Looking at the schedule for that day, the lineup for TSN1, TSN3, TSN4 and TSN5 are identical from 2am to 11:30pm: 10 repeats of SportsCentre, U.S. Open tennis, and the B.C. vs. Ottawa CFL game.
Only TSN2 looks different, with NASCAR, MLS, Dave Naylor and various ESPN feature and talk shows.
Of course, these channels just launched, and we could see more differentiation in the future, especially as the number of subscribers who have only one or two TSN channels further diminishes. There was a suggestion early on of installing cameras in other TSN Radio studios and broadcasting other radio shows on TV. Repeats, documentaries and talk shows can also fill up the schedules pretty easily.

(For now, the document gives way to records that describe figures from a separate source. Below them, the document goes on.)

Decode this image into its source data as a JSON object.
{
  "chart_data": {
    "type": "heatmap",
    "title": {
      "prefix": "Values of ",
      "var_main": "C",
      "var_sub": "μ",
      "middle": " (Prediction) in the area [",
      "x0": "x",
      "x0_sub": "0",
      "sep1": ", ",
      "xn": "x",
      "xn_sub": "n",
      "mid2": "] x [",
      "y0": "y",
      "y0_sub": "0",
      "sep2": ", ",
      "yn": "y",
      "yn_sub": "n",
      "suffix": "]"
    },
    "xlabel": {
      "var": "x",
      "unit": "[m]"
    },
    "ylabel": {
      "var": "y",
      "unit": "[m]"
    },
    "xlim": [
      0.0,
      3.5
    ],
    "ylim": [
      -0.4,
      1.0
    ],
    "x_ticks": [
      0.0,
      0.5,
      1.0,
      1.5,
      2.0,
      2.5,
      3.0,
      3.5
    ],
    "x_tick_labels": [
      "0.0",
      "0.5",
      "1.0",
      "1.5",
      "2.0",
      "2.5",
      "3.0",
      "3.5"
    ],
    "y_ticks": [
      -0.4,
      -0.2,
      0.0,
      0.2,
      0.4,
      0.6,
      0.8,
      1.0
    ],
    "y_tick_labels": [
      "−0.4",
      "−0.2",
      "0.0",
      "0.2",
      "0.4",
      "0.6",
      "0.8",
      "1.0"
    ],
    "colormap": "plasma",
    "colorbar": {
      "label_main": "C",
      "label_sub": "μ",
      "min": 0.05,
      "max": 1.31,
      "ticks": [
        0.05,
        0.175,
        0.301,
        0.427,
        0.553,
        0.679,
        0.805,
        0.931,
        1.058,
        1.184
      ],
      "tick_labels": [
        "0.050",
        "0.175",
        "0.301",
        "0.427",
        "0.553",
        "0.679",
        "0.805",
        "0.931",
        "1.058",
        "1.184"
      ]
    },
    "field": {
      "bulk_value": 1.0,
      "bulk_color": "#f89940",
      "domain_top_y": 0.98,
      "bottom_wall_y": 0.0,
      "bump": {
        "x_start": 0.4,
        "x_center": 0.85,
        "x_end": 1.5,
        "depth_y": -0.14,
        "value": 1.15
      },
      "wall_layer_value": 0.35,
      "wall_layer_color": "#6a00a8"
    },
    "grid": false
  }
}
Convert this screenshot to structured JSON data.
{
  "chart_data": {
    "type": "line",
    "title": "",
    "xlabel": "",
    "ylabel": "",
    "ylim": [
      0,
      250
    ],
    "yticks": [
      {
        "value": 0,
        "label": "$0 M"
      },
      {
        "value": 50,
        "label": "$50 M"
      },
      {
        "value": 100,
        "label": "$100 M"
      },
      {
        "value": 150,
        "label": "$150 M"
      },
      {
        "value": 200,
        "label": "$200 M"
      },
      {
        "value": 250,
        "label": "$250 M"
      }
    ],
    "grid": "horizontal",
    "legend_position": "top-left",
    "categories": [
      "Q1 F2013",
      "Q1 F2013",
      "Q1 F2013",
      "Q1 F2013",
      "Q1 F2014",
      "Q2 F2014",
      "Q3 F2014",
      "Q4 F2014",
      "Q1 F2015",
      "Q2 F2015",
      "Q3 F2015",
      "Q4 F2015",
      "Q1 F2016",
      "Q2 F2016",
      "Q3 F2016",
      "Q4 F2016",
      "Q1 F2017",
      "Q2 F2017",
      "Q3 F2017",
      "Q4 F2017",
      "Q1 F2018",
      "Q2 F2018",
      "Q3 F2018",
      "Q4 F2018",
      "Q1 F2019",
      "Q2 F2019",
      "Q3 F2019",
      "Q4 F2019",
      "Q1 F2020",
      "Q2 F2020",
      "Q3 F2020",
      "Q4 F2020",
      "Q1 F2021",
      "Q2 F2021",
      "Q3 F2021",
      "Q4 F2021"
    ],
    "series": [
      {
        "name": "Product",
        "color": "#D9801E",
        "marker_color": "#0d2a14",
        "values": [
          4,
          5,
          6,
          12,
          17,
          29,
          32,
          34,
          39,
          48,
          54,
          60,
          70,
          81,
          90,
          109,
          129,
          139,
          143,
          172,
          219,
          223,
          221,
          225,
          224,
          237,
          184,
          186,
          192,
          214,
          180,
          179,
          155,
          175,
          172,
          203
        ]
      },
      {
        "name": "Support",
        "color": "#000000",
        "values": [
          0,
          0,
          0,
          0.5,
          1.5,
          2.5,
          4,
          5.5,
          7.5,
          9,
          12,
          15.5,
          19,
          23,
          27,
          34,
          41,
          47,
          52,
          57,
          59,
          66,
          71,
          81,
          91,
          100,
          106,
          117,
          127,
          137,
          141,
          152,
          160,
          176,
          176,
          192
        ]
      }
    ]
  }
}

But because of TSN’s Sportsnet-like regionalization of those channels, it has essentially backed itself into duplicating much of its content across four of them (TSN2 isn’t the main feed anywhere, so its programming can be entirely distinct). So expect CFL games and major sporting events to still be the same across TSN1, TSN3, TSN4 and TSN5 for a while.
That’s not to say that the additional feeds aren’t worth it. But for now, their value depends on how much you want more choice in things like tennis, NASCAR, English soccer and U.S. college football, and whether you feel like, when it comes to sports, you absolutely cannot miss a thing.
UPDATE: Mitch Melnick speaks with TSN president Stewart Johnston about the new channels. Johnston says Videotron sees the value in them and the two parties are working on getting them added.